By Brittany Baguio
Although Republican gubernatorial Meg Whitman claims job creation is one of her top priorities, she recently stated that she opposes the plan to build a high-speed rail system in California – a project that is being eagerly anticipated in San Francisco, its northern terminus.
Whitman says the state does not have enough money to fund the project because of the state’s current budget deficit, but labor, environmental, and other groups say it will be a boon to the state's economy and environment. Voters approved Proposition 1A in November 2008, supporting the construction of a high-speed rail system with an initial investment of $9.95 billion in bond money.

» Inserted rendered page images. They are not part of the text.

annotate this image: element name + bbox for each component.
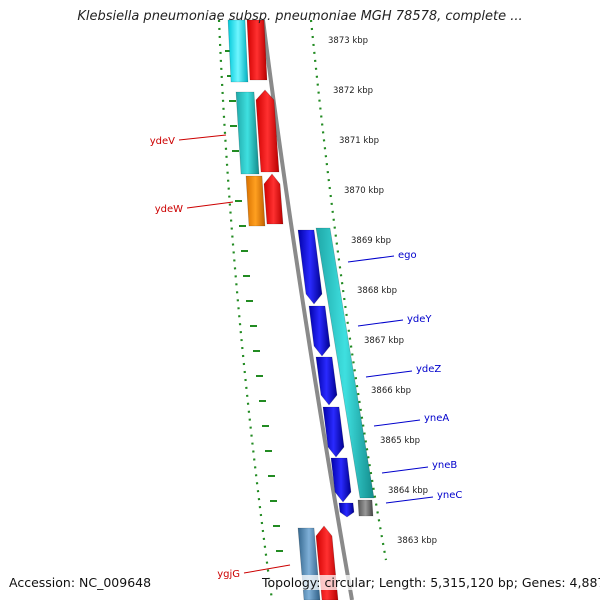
scale-tick (268, 475, 275, 477)
scale-tick (225, 50, 232, 52)
scale-tick (235, 200, 242, 202)
scale-tick (262, 425, 269, 427)
scale-tick (227, 75, 234, 77)
gene-forward-feature (263, 173, 284, 225)
accession-label: Accession: NC_009648 (9, 575, 152, 590)
gene-label-leader (385, 496, 434, 504)
kbp-scale-label: 3864 kbp (388, 486, 428, 496)
kbp-scale-label: 3863 kbp (397, 536, 437, 546)
gene-reverse-feature (338, 502, 355, 518)
kbp-scale-label: 3865 kbp (380, 436, 420, 446)
scale-tick (243, 275, 250, 277)
scale-tick (250, 325, 257, 327)
gene-label-yneB: yneB (432, 460, 457, 471)
gene-label-leader (381, 466, 429, 474)
scale-tick (241, 250, 248, 252)
gene-reverse-feature (330, 457, 352, 503)
gene-features-layer (227, 19, 375, 601)
genome-summary-label: Topology: circular; Length: 5,315,120 bp… (262, 575, 600, 590)
gene-label-leader (178, 134, 227, 141)
scale-tick (239, 225, 246, 227)
gene-label-ego: ego (398, 250, 417, 261)
gene-label-leader (357, 319, 404, 327)
kbp-scale-label: 3872 kbp (333, 86, 373, 96)
gene-label-leader (365, 370, 413, 378)
kbp-scale-label: 3871 kbp (339, 136, 379, 146)
kbp-scale-label: 3867 kbp (364, 336, 404, 346)
right-gene-labels: ego ydeY ydeZ yneA yneB yneC (347, 250, 462, 504)
gene-forward-feature (246, 19, 268, 81)
gene-reverse-feature (322, 406, 345, 458)
map-title: Klebsiella pneumoniae subsp. pneumoniae … (77, 9, 523, 24)
gene-label-leader (243, 564, 291, 574)
gene-label-ydeZ: ydeZ (416, 364, 441, 375)
scale-tick (273, 525, 280, 527)
gene-reverse-feature (308, 305, 331, 357)
gene-label-ydeV: ydeV (150, 136, 175, 147)
gene-cyan-feature (227, 19, 249, 83)
gene-label-ydeW: ydeW (155, 204, 183, 215)
gene-forward-feature (255, 89, 280, 173)
scale-tick (270, 500, 277, 502)
scale-dash-ticks (225, 50, 283, 552)
scale-labels: 3873 kbp 3872 kbp 3871 kbp 3870 kbp 3869 kbp… (328, 36, 437, 546)
gene-grey-feature (357, 499, 374, 517)
gene-cyan-feature (315, 227, 375, 499)
gene-label-ygjG: ygjG (217, 569, 240, 580)
gene-cyan-feature (235, 91, 260, 175)
scale-tick (265, 450, 272, 452)
kbp-scale-label: 3868 kbp (357, 286, 397, 296)
kbp-scale-label: 3870 kbp (344, 186, 384, 196)
gene-reverse-feature (315, 356, 338, 406)
gene-label-leader (373, 419, 421, 427)
scale-tick (230, 125, 237, 127)
kbp-scale-label: 3866 kbp (371, 386, 411, 396)
kbp-scale-label: 3869 kbp (351, 236, 391, 246)
gene-label-leader (347, 255, 395, 263)
gene-orange-feature (245, 175, 266, 227)
scale-tick (276, 550, 283, 552)
scale-tick (256, 375, 263, 377)
gene-label-yneA: yneA (424, 413, 449, 424)
scale-tick (253, 350, 260, 352)
genome-backbone (261, 19, 354, 601)
gene-label-yneC: yneC (437, 490, 462, 501)
scale-tick (246, 300, 253, 302)
scale-tick (229, 100, 236, 102)
scale-tick (232, 150, 239, 152)
gene-label-ydeY: ydeY (407, 314, 432, 325)
gene-label-leader (186, 201, 234, 209)
left-gene-labels: ydeV ydeW ygjG (150, 134, 291, 580)
gene-reverse-feature (297, 229, 323, 305)
kbp-scale-label: 3873 kbp (328, 36, 368, 46)
scale-tick (259, 400, 266, 402)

Proponents say the project will alleviate freeway and airport congestion and provide a green transportation option that has both short- and long-term economic benefits. According to the California High-Speed Authority website, the project would create 160,000 constructed-related jobs as well as 450,000 more jobs by 2035. The construction of the rail system would also improve the movement of people, goods, and services throughout California and ultimately raise more than $1 billion in surplus revenue a year.
“We are eager to thoroughly brief whoever the next governor is on this project and work with him or her to make California’s high-speed rail system a reality,” California High-Speed Rail Authority representative Rachel Wall told the Guardian.
Supporters of the bullet train disagree with Whitman’s analysis and contend that the construction of a bullet train would create revenue and jobs. In a press release, California Labor Federation Executive Secretary-Treasurer Art Pulaski said, “In her glossy TV ads, Whitman says she understands the daily hardships facing our state’s unemployed, but it’s clear that’s just more campaign rhetoric. In opposing high-speed rail, she’s shown her true colors on jobs. It’s shocking that a candidate for Governor could be so detached from the economic hardships facing our state’s families. With one in eight Californians out of work, how can we afford not to invest in the creation of hundreds of thousands of permanent, good new jobs?”
Communications director of the California Labor Federation, Steve Smith, believed that Whitman’s opposition exhibited her political inexperience and uninformed decisions. “She’s out there talking a big game about job creation, but no specifics about how she would create jobs,” Smith told us. “Her proposals would be devastating to California and would lead to higher unemployment in California. She says that California can’t afford the project, but what we can’t afford is not to take advantage of improving our economy and environment.”
Whitman isn’t the only one opposing the project. Bay Area cities of Menlo Park, Palo Alto, Burlingame, Belmont, and Atherton have all voiced concerns about the project and the impact of trains move rapidly through those communities, filing a lawsuit seeking to halt the project.
The bullet train project was awarded $2.25 billion from the American Recovery and Reinvestment Act last January and is currently undergoing supplemental environmental reviews. Construction is scheduled to begin in 2012, with improvements such as rail electrification expected to improve rail service on the San Francisco peninsula even before the high-speed trains start running around 2020.
Assuming the public-private project isn't derailed politically and can raise the estimated $40 billion total cost, the trains will travel at speeds of up to 220 mph and take passengers from the LA Union Station to San Francisco's Transbay Terminal in less than 2 hours and 40 minutes.